The betting odds for the passage of a corporate tax cut by year-end fell by another -1 point to 20% on Thursday, adding to the combined -13 point drop on Tue-Wed. Congress is making progress on tax bills, but the fact remains that time is getting very short for approval before the end of the year. However, the end-year deadline is only a goal and Congress can easily take the tax bill up again after the Christmas holiday. Indeed, 75% of economists recently surveyed by Bloomberg believe that Republicans will end up passing some version of tax reform.

Tax reform will be disruptive to efforts to pass a new spending bill when the current continuing resolution expires on Dec 8. There will be a U.S. government shutdown on Dec 9 if a spending bill gets hung up by (1) White House demands for border wall funding, (2) Democratic demands for a DACA fix and a reinstatement of Obamacare cost sharing payments, or (3) Republican spending-cut demands or social riders. Congress may decide to just pass another continuing resolution to punt all those issues into early 2018 after Republicans hope to finish tax reform in December.

U.S. consumer sentiment expected to edge to new 13-3/4 year high — The market consensus is for today’s University of Michigan preliminary-Nov U.S. consumer sentiment index to show a small increase of +0.2 to 100.9, edging higher after Oct’s +5.6 point surge to 100.7.

U.S. consumer confidence in September was very strong with the University of Michigan’s index reaching a 13-3/4 year high and the Conference Board’s index reaching a 16-3/4 year high. U.S. consumer confidence is seeing support from (1) record highs in the U.S. stock market, (2) hopes for a personal tax cut, (3) rising household wealth with rising stocks and home prices, and (4) the strong labor market with the Oct U.S. unemployment rate falling to a 16-3/4 year low of 4.1%.

Negative factors for U.S. consumer sentiment include (1) Washington political uncertainty with the Russian investigation, (2) geopolitical concerns with North Korea and the Middle East, and (3) the Fed’s rate-hike regime.
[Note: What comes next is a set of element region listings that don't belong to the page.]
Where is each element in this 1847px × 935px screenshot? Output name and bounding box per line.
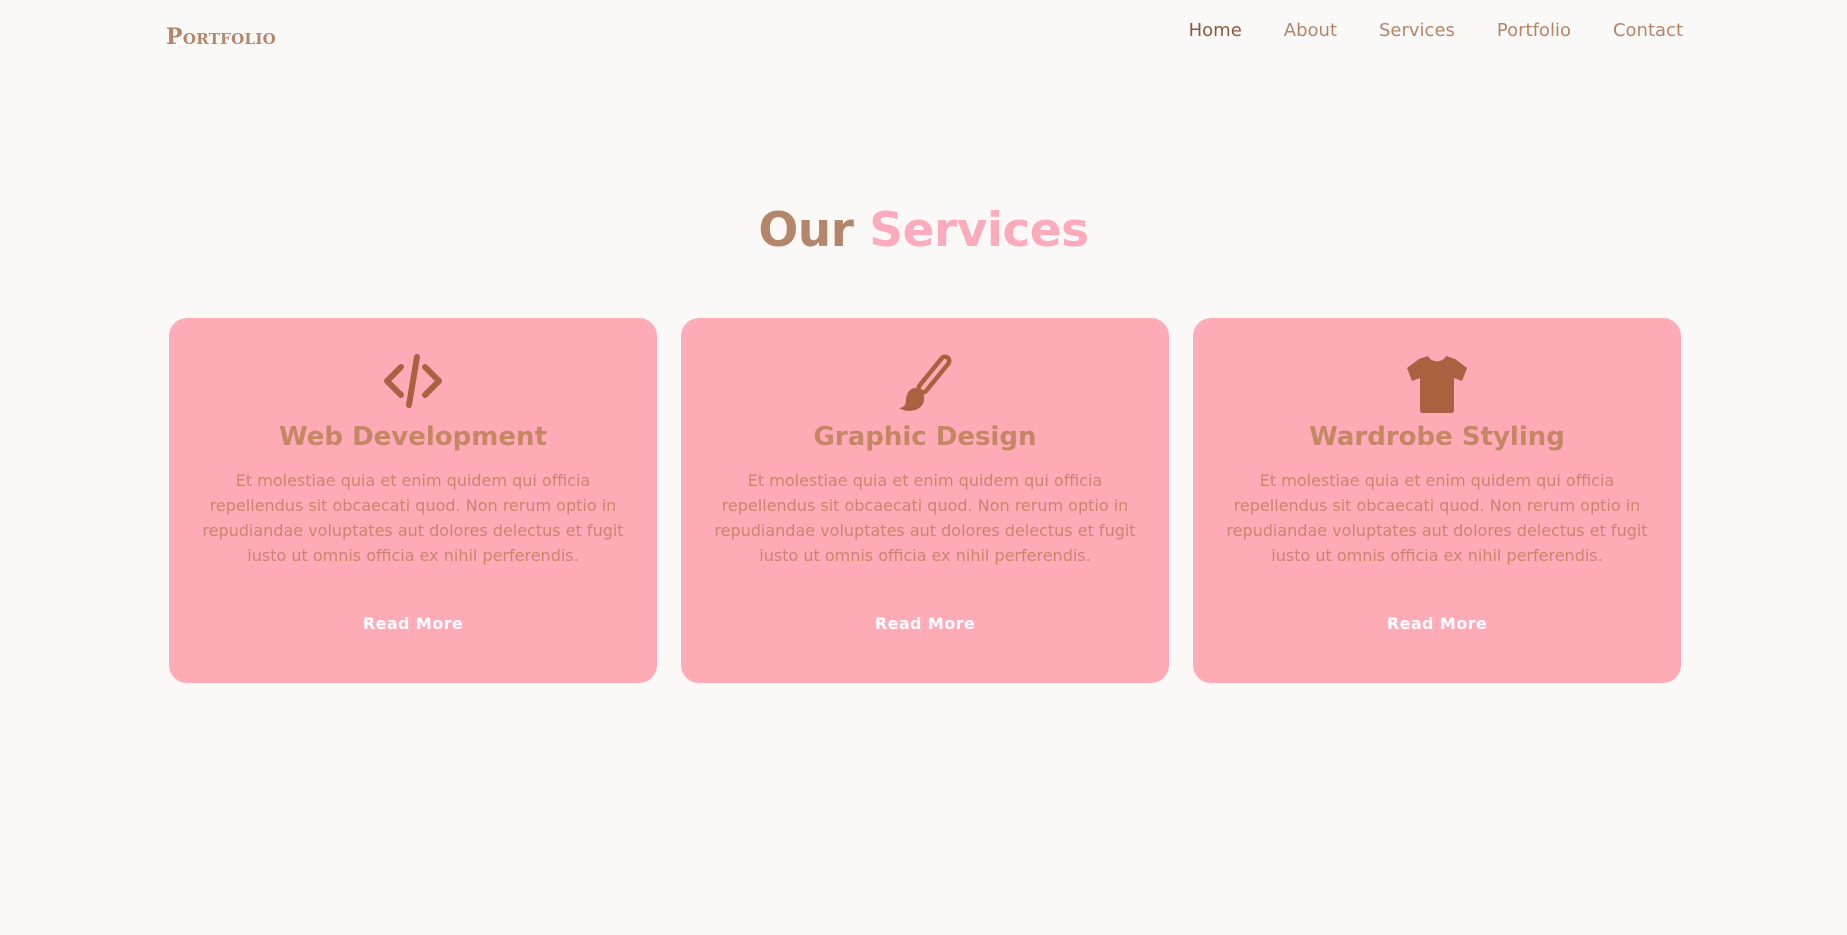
service-card-title: Wardrobe Styling: [1309, 422, 1565, 452]
tshirt-icon: [1193, 352, 1681, 414]
read-more-button[interactable]: Read More: [1373, 608, 1501, 639]
service-card-title: Web Development: [279, 422, 547, 452]
nav-link-contact[interactable]: Contact: [1613, 20, 1683, 41]
paint-brush-icon: [681, 352, 1169, 414]
service-card-description: Et molestiae quia et enim quidem qui off…: [714, 471, 1136, 565]
read-more-button[interactable]: Read More: [861, 608, 989, 639]
site-header: Portfolio Home About Services Portfolio …: [0, 0, 1847, 72]
service-cards: Web Development Et molestiae quia et eni…: [169, 318, 1681, 683]
services-heading-part1: Our: [758, 203, 854, 258]
nav-link-services[interactable]: Services: [1379, 20, 1455, 41]
service-card-description: Et molestiae quia et enim quidem qui off…: [202, 471, 624, 565]
services-heading: Our Services: [0, 203, 1847, 258]
services-heading-part2: Services: [869, 203, 1089, 258]
service-card-title: Graphic Design: [813, 422, 1037, 452]
nav-link-about[interactable]: About: [1284, 20, 1337, 41]
service-card-graphic-design: Graphic Design Et molestiae quia et enim…: [681, 318, 1169, 683]
service-card-description: Et molestiae quia et enim quidem qui off…: [1226, 471, 1648, 565]
site-logo[interactable]: Portfolio: [166, 24, 276, 50]
service-card-wardrobe-styling: Wardrobe Styling Et molestiae quia et en…: [1193, 318, 1681, 683]
nav-link-portfolio[interactable]: Portfolio: [1497, 20, 1571, 41]
read-more-button[interactable]: Read More: [349, 608, 477, 639]
nav-link-home[interactable]: Home: [1189, 20, 1242, 41]
service-card-web-development: Web Development Et molestiae quia et eni…: [169, 318, 657, 683]
main-nav: Home About Services Portfolio Contact: [1189, 20, 1683, 41]
code-icon: [169, 352, 657, 414]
Japanese stock gyrations may indicate period of consolidation — The Japanese stock market on Thursday showed some extreme volatility, suggesting that investors are getting cold feet about a market that has soared by an overall +21.5% in just the past two months. The index on Thursday initially rallied sharply by +2.0% to a new 25-3/4 year high, but then plunged by -3.6% in a matter of 74 minutes and was down by -1.7% on the daily low. The index closed the day mildly lower by -0.20%.

There was no obvious news to explain the downdraft, which suggested that the downdraft was due simply to a lack of buyers and a heavy bout of long liquidation pressure.

The sharp intraday sell-off is likely to discourage investors from continuing to buy Japanese stocks at such high levels. Indeed, a period of consolidation seems likely after the extraordinary 2-month rally. Moreover, the rally urge has been due mainly to optimism about Prime Minister Abe’s decisive election victory on Oct 22, which meant an extension of Japan’s easy monetary policy outlook but perhaps wasn’t bullish enough by itself to justify a +21.5% rally.